By Leon Hendricks, CEO of DLK Group
This puts technologists and department leaders at unnecessary odds. Ideally, they should be working together to deliver a better future for the company or government department.
Is EA obsolete?
Although EA by its very nature brings insight into organisational design and the logical model in an organisation, the end customer doesn’t speak the same language as the architect. Customers want solutions to their problems and aren’t interested in why a new technology might be hard for an organisation to deploy on ageing infrastructure.
At the same time, while an enterprise architect’s insights should be solving customer and business challenges, they are often too inwardly focused and don’t engage with the business problems.
Very few EA practitioners have been to the frontline and spoken to end customers. This is where methodologies such as Agile and Lean, Design Thinking and Product Thinking offer traditional EA projects an opportunity to innovate and adopt a customer- and product-centred approach.
Has logic flown out of the (Agile) window?
EA practitioners bring necessary structure and bigger picture thinking to existing Agile environments. The latter have often been hastily implemented, with little consideration for the type of regulatory concerns EA solves, like data security, domain issues and country borders.
Agile by its very nature is an iterative process with projects divided into sprints. The traditional EA approach focuses on a project office with much upfront planning and prioritisation. Agile is more flexible, which makes it easier to drive change quickly.
Agile enables earlier and iterative delivery of products, more predictable costs, better schedules, and provides for a bigger, more cohesive team (including EA) working on the problem. This improves the quality of the product and delivers more transparency and customer engagement.

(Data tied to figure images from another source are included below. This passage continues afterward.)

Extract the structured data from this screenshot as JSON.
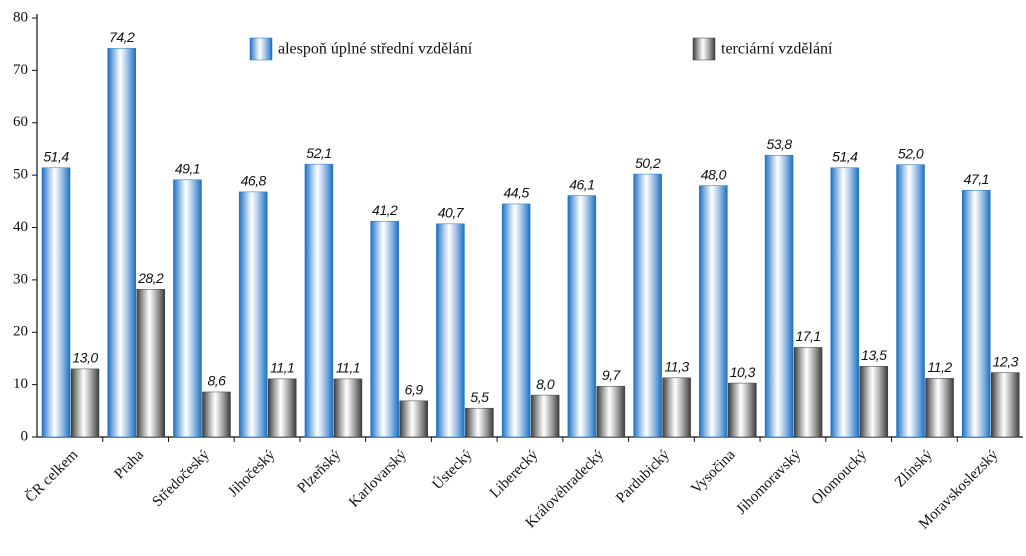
{
  "chart_data": {
    "type": "bar",
    "categories": [
      "ČR celkem",
      "Praha",
      "Středočeský",
      "Jihočeský",
      "Plzeňský",
      "Karlovarský",
      "Ústecký",
      "Liberecký",
      "Královéhradecký",
      "Pardubický",
      "Vysočina",
      "Jihomoravský",
      "Olomoucký",
      "Zlínský",
      "Moravskoslezský"
    ],
    "series": [
      {
        "name": "alespoň úplné střední vzdělání",
        "color": "#1a6fc4",
        "values": [
          51.4,
          74.2,
          49.1,
          46.8,
          52.1,
          41.2,
          40.7,
          44.5,
          46.1,
          50.2,
          48.0,
          53.8,
          51.4,
          52.0,
          47.1
        ],
        "value_labels": [
          "51,4",
          "74,2",
          "49,1",
          "46,8",
          "52,1",
          "41,2",
          "40,7",
          "44,5",
          "46,1",
          "50,2",
          "48,0",
          "53,8",
          "51,4",
          "52,0",
          "47,1"
        ]
      },
      {
        "name": "terciární vzdělání",
        "color": "#3a3a3a",
        "values": [
          13.0,
          28.2,
          8.6,
          11.1,
          11.1,
          6.9,
          5.5,
          8.0,
          9.7,
          11.3,
          10.3,
          17.1,
          13.5,
          11.2,
          12.3
        ],
        "value_labels": [
          "13,0",
          "28,2",
          "8,6",
          "11,1",
          "11,1",
          "6,9",
          "5,5",
          "8,0",
          "9,7",
          "11,3",
          "10,3",
          "17,1",
          "13,5",
          "11,2",
          "12,3"
        ]
      }
    ],
    "ylim": [
      0,
      80
    ],
    "yticks": [
      0,
      10,
      20,
      30,
      40,
      50,
      60,
      70,
      80
    ],
    "grid": false
  }
}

Yes, Covid complicated things
Be aware, though, that adopting an Agile approach to delivering new products requires the business’s architecture itself to be Agile if it is to remain usable. This is a particular headache for companies that swiftly adopted new ways of working in response to the pandemic but now find that they are lagging in regulatory compliance.
Essential components that are traditionally managed by EA – such as Know Your Customer or a Cradle-to-Grave view of customers – may have fallen by the wayside.
Also, many companies’ conventional architecture is struggling to cope with the additional load of hastily implemented applications and solutions.
Annual budgets don’t sprint
This is compounded by the fact that most project budgets are approved annually, but Agile needs to happen in much shorter time frames. It may take months to approve budget for one additional team member, scuppering any progress gained from adopting an Agile approach.
One way around this is to assign budgets to portfolios rather than to projects. This allows for the portfolio as a whole to adopt Agile practices – such as backlog refinement and an iterative approach to product development – without having money tied up in a project-specific budget.
There is no one-size-fits-all solution to maintaining the balance between the need to move fast – Agile – and the need to retain strong regulatory and forward planning – EA – within an organisation.
However, very few companies in the South African context have the teams in place to do this on their own. The solution is to find a partner that can assess both the full enterprise architecture stack and the Agile approach and find ways to make them work together in the company’s very specific context.